Definition at line 539 of file ctype.h.

◆ ruby_strtoul()

unsigned long ruby_strtoul ( const char *  str,
char **  endptr,
int  base 
)

Our own locale-insensitive version of strtoul(3).

The conversion is done as if the current locale is set to the "C" locale, no matter actual runtime locale settings.

Note
This is needed because strtoul("i", 0, 36) would return zero if it is locale sensitive and the current locale is tr_TR.
Parameters
[in]strString of digits, optionally preceded with whitespaces (ignored) and optionally + or - sign.
[out]endptrNULL, or an arbitrary pointer (overwritten on return).
[in]base2 to 36 inclusive for each base, or special case 0 to detect the base from the contents of the string.
Returns
Converted integer, casted to unsigned long.
Postcondition
If endptr is not NULL, it is updated to point the first such byte where conversion failed.
Note
This function sets errno on failure.
  • EINVAL: Passed base is out of range.
  • ERANGE: Converted integer is out of range of long.
Warning
As far as @shyouhei reads ISO/IEC 9899:2018 section 7.22.1.4, a conforming strtoul implementation shall render ERANGE whenever it finds the input string represents a negative integer. Such thing can never be representable using unsigned long. However this implementation does not honour that language. It just casts such negative value to the return type, resulting a very big return value. This behaviour is at least questionable. But we can no longer change that at this point.
Note
Not only does this function works under the "C" locale, but also assumes its execution character set be what ruby calls an ASCII-compatible character set; which does not include for instance EBCDIC or UTF-16LE.

Definition at line 138 of file util.c.

◆ st_locale_insensitive_strcasecmp()

int st_locale_insensitive_strcasecmp ( const char *  s1,
const char *  s2 
)

Our own locale-insensitive version of strcasecmp(3).

The "case" here always means that of the POSIX Locale. It doesn't depend on runtime locale settings.

Parameters
[in]s1Comparison LHS.
[in]s2Comparison RHS.
Return values
-1s1 is "less" than s2.
0Both strings converted into lowercase would be identical.
1s1 is "greater" than s2.
Note
Not only does this function works under the POSIX Locale, but also assumes its execution character set be what ruby calls an ASCII-compatible character set; which does not include for instance EBCDIC or UTF-16LE.
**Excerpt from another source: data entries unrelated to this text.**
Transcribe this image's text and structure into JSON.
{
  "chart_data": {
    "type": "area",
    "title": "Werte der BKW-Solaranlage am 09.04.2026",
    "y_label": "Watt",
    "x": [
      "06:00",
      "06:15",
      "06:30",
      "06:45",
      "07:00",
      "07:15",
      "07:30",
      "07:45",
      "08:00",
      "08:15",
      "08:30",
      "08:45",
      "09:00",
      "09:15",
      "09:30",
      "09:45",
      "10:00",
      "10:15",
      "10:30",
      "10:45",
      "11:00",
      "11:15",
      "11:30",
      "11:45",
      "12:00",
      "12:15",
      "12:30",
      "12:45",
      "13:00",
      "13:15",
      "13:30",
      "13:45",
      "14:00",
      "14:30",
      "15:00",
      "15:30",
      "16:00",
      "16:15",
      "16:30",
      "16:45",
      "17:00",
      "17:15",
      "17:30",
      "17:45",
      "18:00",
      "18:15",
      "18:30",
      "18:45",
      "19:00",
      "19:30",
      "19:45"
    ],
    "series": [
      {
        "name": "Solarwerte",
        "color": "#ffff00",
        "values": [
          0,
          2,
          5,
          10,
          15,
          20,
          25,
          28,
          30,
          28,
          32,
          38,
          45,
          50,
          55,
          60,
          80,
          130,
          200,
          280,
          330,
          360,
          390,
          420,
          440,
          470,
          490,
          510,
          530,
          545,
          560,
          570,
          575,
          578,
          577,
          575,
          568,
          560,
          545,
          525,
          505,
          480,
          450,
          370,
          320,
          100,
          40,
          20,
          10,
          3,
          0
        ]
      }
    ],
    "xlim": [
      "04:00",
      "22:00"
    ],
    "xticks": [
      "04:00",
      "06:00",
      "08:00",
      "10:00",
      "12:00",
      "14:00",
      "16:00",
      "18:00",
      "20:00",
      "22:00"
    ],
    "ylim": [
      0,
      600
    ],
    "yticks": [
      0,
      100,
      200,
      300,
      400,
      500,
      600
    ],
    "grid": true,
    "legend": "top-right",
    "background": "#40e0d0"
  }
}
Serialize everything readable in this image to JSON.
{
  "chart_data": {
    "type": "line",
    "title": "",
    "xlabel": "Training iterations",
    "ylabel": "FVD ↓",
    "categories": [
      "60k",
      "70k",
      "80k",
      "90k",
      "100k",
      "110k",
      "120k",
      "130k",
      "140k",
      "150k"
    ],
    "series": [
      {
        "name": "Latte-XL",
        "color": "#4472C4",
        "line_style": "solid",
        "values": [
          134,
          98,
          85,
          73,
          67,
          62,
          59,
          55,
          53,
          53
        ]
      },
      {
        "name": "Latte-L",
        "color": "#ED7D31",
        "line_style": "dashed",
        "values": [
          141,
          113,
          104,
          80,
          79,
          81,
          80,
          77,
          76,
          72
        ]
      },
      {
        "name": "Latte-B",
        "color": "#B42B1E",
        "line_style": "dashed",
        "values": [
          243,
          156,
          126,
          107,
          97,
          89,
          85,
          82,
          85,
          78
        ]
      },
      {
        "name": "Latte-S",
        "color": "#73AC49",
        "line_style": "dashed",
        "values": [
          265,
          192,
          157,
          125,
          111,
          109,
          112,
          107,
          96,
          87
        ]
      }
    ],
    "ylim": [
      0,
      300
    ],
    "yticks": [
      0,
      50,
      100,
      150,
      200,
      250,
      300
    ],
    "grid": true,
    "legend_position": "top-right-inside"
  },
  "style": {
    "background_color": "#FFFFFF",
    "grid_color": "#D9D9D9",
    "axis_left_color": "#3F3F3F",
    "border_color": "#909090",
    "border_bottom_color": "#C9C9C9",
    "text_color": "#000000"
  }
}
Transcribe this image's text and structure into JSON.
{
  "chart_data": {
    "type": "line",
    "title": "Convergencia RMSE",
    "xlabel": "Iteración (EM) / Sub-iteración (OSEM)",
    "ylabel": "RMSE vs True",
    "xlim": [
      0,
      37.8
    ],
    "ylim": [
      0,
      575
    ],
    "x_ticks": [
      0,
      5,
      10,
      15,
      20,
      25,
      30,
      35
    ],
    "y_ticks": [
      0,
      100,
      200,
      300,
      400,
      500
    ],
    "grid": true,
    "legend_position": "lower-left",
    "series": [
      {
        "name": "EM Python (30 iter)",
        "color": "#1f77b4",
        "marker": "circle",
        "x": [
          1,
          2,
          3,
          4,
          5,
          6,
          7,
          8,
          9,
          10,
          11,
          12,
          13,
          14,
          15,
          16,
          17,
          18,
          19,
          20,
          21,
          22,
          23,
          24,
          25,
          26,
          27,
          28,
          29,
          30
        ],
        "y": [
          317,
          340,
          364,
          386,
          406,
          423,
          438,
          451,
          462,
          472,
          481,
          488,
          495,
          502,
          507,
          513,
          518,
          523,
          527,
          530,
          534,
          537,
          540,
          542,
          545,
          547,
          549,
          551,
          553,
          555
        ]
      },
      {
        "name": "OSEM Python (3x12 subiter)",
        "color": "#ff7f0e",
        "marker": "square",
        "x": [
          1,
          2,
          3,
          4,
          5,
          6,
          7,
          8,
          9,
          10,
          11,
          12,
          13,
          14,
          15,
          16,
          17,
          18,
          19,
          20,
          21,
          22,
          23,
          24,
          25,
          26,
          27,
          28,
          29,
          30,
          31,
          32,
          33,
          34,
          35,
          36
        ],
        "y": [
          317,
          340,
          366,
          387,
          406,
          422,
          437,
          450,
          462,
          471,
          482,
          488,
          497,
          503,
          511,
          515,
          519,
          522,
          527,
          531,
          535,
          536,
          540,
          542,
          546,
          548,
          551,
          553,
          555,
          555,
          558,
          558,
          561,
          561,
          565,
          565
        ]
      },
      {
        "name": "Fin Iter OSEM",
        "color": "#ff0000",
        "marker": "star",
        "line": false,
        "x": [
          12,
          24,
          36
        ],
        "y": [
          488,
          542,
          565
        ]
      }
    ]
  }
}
Definition at line 2002 of file st.c.

◆ st_locale_insensitive_strncasecmp()

int st_locale_insensitive_strncasecmp ( const char *  s1,
const char *  s2,
size_t  n 
)

Our own locale-insensitive version of strcnasecmp(3).

The "case" here always means that of the POSIX Locale. It doesn't depend on runtime locale settings.

Parameters
[in]s1Comparison LHS.
[in]s2Comparison RHS.
[in]nComparison shall stop after first n bytes are scanned.
Return values
-1s1 is "less" than s2.
0Both strings converted into lowercase would be identical.
1s1 is "greater" than s2.
Note
Not only does this function works under the POSIX Locale, but also assumes its execution character set be what ruby calls an ASCII-compatible character set; which does not include for instance EBCDIC or UTF-16LE.
Warning
This function is not timing safe.

Definition at line 2026 of file st.c.